In implementing an electronic medical record (EMR), Lutheran Medical involved physicians in the process and included features, such as reviewing or ordering tests in their offices, which would enhance doctors’ lives. Now Lutheran Medical’s physicians are ordering 93 percent of patient medications using computerized provider order entry, far exceeding the federal government’s meaningful use requirement of 30 percent.
South Nassau Communities Hospital in Oceanside, N.Y., hopes an EMR will enhance communication with its physicians and create smoother transitions of care, said Linda Efferen, M.D., FCCP, chief medical officer at South Nassau.
“Improving the hospital-physician relationship is an ongoing dialogue to explore the challenges and barriers,” Efferen said. “It’s gaining a level of understanding about the issues and overcoming those barriers.”
Although discussions and meetings with physicians pre-date healthcare reform, Efferen said physician initiatives will become more formalized as reimbursement changes.
Connie Curran, EdD, RN, FAAN, president of Best on Board, a company that provides education, testing and certification for hospital board members, maintains that leadership for effecting change in hospital-physician relations should start with the facility’s board of directors.
“The board can be helpful in creating criteria that are real and attract physicians that have the same values [as the hospital’s values],” Curran said.
Many goals of hospitals and physicians are similar, she added. They want to provide good quality care. Both entities can build on that commonality.
Rochell Pierce, vice president of physician relationship management at Aegis Health Group of Brentwood, Tenn., added that hospitals must listen to their doctors and get to know what issues are of concern, so they can resolve them. She recommends creating an environment where physicians can be productive and grow their practices by using a disciplined, formal and measurable program, measuring by tracking desired outcomes, such as referrals and physician satisfaction.
“You want to reward productive physicians,” Pierce said. “Recognizing and thanking physicians for their hard work to the community is very important.”
Both hospitals and physicians are expressing greater interest in the employed-physician model.

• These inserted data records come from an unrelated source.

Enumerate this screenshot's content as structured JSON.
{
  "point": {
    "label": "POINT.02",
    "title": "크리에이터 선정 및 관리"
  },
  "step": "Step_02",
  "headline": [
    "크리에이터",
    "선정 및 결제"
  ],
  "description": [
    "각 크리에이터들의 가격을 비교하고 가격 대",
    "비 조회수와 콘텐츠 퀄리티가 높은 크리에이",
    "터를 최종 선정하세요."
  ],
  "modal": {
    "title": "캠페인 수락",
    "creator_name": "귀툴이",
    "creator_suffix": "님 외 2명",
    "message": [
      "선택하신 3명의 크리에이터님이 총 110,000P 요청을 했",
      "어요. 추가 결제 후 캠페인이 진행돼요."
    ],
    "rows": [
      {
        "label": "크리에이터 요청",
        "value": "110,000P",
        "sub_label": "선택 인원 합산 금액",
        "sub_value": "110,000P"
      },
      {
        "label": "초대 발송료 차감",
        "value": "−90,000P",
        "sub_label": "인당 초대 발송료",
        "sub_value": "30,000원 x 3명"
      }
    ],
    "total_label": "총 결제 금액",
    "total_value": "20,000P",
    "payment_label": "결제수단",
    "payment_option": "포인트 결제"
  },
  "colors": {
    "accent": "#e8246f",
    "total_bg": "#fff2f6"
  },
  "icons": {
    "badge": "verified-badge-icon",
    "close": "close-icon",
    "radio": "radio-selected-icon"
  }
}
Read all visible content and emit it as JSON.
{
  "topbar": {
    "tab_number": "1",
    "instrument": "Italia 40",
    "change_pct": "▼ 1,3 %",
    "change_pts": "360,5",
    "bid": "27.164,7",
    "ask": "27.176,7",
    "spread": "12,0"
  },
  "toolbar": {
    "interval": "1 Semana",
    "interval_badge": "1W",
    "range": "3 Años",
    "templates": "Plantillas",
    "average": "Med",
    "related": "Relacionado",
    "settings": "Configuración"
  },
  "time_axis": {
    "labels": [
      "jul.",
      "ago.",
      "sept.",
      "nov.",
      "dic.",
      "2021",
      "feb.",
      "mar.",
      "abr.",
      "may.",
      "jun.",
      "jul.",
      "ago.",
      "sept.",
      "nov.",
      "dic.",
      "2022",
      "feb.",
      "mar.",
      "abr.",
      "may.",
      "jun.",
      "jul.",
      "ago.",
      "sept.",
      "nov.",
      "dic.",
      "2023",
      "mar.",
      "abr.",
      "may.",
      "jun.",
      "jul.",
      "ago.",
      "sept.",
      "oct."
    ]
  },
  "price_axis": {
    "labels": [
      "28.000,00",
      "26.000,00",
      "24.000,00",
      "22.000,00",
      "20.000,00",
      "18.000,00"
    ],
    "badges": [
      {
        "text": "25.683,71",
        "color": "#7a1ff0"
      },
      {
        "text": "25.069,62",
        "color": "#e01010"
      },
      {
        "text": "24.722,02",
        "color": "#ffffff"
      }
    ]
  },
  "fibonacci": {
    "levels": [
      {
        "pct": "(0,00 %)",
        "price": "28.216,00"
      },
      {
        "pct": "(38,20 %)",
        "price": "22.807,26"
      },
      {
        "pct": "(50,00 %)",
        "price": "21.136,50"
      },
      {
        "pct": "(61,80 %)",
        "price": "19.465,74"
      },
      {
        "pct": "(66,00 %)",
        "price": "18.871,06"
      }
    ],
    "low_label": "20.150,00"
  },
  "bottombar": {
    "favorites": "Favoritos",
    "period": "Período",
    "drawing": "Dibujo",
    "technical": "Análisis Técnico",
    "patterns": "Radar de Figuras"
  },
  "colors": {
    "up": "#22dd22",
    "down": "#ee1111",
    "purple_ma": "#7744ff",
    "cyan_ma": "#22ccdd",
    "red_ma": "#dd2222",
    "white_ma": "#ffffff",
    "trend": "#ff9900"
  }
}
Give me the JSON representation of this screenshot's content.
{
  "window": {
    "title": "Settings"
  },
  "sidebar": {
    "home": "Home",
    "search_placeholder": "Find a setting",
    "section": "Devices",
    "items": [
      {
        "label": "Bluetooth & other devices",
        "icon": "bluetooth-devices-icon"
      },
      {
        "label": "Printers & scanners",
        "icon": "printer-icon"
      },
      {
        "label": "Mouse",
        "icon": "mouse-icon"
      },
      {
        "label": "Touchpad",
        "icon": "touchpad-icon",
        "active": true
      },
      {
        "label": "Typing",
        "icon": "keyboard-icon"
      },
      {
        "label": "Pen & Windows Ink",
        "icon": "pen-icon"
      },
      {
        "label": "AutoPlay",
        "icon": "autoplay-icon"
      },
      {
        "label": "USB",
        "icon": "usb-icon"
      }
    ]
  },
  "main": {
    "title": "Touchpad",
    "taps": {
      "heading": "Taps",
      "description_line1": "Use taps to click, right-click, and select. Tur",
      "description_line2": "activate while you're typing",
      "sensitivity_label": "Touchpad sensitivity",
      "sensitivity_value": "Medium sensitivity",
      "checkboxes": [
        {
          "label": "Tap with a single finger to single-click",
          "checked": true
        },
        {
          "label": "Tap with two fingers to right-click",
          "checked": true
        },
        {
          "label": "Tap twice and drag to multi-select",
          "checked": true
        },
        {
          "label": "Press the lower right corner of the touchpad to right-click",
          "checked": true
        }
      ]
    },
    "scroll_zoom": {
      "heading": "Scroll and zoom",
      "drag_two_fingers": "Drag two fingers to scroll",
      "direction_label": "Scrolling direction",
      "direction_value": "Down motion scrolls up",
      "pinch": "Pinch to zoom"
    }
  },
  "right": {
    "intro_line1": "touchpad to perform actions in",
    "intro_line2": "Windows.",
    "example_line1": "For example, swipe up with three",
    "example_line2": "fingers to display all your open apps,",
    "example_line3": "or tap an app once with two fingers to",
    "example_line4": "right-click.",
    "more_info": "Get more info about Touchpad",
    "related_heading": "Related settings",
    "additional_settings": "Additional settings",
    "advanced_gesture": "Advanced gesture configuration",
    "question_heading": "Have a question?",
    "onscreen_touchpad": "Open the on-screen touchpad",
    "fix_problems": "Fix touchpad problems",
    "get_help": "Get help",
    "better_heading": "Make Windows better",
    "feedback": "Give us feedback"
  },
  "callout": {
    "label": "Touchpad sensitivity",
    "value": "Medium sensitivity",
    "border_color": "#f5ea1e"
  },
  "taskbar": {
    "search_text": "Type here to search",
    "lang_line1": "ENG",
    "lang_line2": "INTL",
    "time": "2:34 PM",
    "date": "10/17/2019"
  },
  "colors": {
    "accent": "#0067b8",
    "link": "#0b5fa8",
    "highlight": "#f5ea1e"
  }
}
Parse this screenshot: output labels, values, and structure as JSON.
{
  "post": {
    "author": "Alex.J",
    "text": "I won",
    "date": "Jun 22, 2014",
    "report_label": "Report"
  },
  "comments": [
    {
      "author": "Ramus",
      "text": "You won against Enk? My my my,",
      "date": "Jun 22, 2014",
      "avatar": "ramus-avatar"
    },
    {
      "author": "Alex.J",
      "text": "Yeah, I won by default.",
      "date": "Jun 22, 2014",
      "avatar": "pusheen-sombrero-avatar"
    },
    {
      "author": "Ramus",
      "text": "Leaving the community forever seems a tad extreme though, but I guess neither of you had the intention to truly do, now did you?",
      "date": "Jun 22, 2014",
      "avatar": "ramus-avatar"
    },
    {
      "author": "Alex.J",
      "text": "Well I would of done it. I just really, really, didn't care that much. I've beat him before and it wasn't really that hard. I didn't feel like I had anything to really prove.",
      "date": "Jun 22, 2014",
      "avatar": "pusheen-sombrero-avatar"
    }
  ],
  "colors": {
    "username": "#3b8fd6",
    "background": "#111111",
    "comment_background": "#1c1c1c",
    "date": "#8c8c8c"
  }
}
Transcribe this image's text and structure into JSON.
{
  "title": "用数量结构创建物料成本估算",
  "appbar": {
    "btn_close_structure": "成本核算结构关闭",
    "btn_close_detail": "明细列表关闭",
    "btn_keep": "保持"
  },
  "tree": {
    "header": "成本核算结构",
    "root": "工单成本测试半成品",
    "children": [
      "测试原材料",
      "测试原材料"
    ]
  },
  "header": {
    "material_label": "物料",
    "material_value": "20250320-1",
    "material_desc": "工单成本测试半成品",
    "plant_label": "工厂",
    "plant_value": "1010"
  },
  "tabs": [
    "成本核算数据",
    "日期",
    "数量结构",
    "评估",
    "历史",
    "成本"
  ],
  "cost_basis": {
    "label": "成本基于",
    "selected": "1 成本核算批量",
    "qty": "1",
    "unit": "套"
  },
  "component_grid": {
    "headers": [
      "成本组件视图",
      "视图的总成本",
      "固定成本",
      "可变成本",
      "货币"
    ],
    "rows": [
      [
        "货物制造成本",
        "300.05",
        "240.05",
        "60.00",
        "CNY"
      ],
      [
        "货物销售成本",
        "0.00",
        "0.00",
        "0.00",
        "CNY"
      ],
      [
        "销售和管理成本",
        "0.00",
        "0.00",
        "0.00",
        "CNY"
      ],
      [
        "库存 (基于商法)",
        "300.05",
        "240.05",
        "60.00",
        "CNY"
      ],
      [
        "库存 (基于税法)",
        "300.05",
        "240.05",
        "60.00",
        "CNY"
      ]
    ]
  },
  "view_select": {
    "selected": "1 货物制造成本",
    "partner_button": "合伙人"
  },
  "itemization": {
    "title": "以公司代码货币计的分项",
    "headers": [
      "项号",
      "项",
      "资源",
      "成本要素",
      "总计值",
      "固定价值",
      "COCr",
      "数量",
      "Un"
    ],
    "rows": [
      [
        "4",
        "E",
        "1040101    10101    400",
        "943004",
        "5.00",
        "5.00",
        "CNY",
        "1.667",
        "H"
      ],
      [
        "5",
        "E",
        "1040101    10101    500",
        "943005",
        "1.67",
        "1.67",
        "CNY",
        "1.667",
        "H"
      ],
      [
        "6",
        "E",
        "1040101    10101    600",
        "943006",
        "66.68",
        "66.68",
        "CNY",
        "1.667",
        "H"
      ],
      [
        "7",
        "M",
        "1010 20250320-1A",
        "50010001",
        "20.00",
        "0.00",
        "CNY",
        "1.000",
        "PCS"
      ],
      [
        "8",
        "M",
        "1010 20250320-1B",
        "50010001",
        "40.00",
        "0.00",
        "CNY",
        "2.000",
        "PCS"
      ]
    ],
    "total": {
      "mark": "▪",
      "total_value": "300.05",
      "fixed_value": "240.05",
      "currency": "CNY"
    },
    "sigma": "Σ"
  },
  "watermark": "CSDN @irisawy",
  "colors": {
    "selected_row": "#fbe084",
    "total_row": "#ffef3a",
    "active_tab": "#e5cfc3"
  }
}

The Press Ganey survey found that 92 percent of physicians thought the percentage of physicians employed by hospitals will increase.
“It all stems from issues around healthcare reform,” Dempsey said. “It’s fear of the unknown, uncertainty about what is going to happen.”
Physicians are under a lot of pressure, facing decreased reimbursement and challenges associated with healthcare reform, and hospitals can mobilize around initiatives, such as care management, more quickly with employed physicians, explained Tracey Mayberry, a partner with CSC Healthcare Group in Long Beach, Calif.
“Market conditions move the parties toward each other; life apart is less attractive than life together,” Mayberry said. “People have to come into it for the right reasons and understand the reasoning and how that plays out.”
John R. Thomas, president and CEO of MedSynergies of Irving, Texas, added that physician practices also have faced difficulty accessing capital at a time when they had to invest in technology, and hospitals need to move quality outside their four walls.
It’s a perfect storm of technology, billing complexity, regulation, capital access and economics that have forced both parties to have rational discussions,” Thomas said. “The motivation is around providing better quality, lower cost, better access to the healthcare system.”